24th October was the long awaited day and it came at last. The mothers arrived at school on time smartly dressed and though they had no idea what the day would be like, they still had high expectations for the day. All eyes were on them as they took their seats in the bus.
The journey was not long. After 25 minutes we were at the David Sheldrick wildlife Trust. “Wow! It looks like up country”, said one of them. As we were hurriedly walking in one saw an elephant and said happily we have come to see elephants. I wish my daughter was here. Another one reminded her that the day was for parents and therefore she should forget about her child for a while. They scattered to different positions of the place to get a better view of the animals as they were feeding and also paying attention to the stories. From there we proceeded to the Resurrection garden for a pastoral program. Three of them who knew the place knew it as a praying garden.
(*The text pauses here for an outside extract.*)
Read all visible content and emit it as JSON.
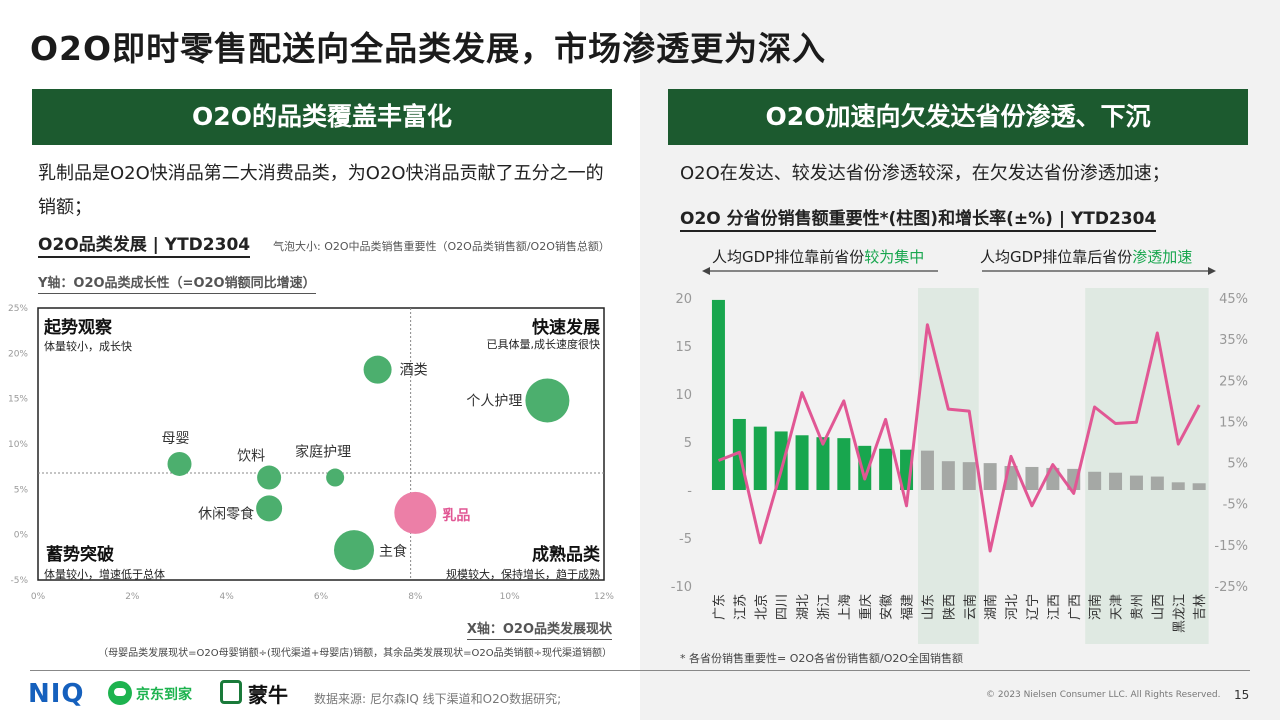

We entered the chapel where we had refreshments and snacks as Sister went on with a short talk just to guide us and prepare us psychologically for prayer. Lunch was brought and we decided to have our meal then come back for prayer in the garden.
By this time people had made more friends and they sat in their groups to have lunch together as they shared their experience for the day. They joked and made fun of each other and out laughed out loudly and most of them wished they could stay longer. “I hope we are not leaving this place early, am really enjoying myself. After lunch we were led to the garden by Sister Elizabeth as we went from one stop to another offering silent prayers then one would offer a prayer for a particular issue then we move to another stop sing a song as we offer prayers. This went on until we finished all the stops. We then went to the empty tomb then to the baptism area and finally to the remains of Cardinal Otunga. Where they wrote down their petitions and requests and put in a box.
Coincidentally, it was John’s birthday and Sister had baked a cake for the parents so we decided to have a party for him then we left.
This was just a different day in their lives, an opportunity to forget their daily duty of taking care of their children and just have some little time for themselves. Special thanks to the Director Br. Frank O’shea for making this day a special for the special parents.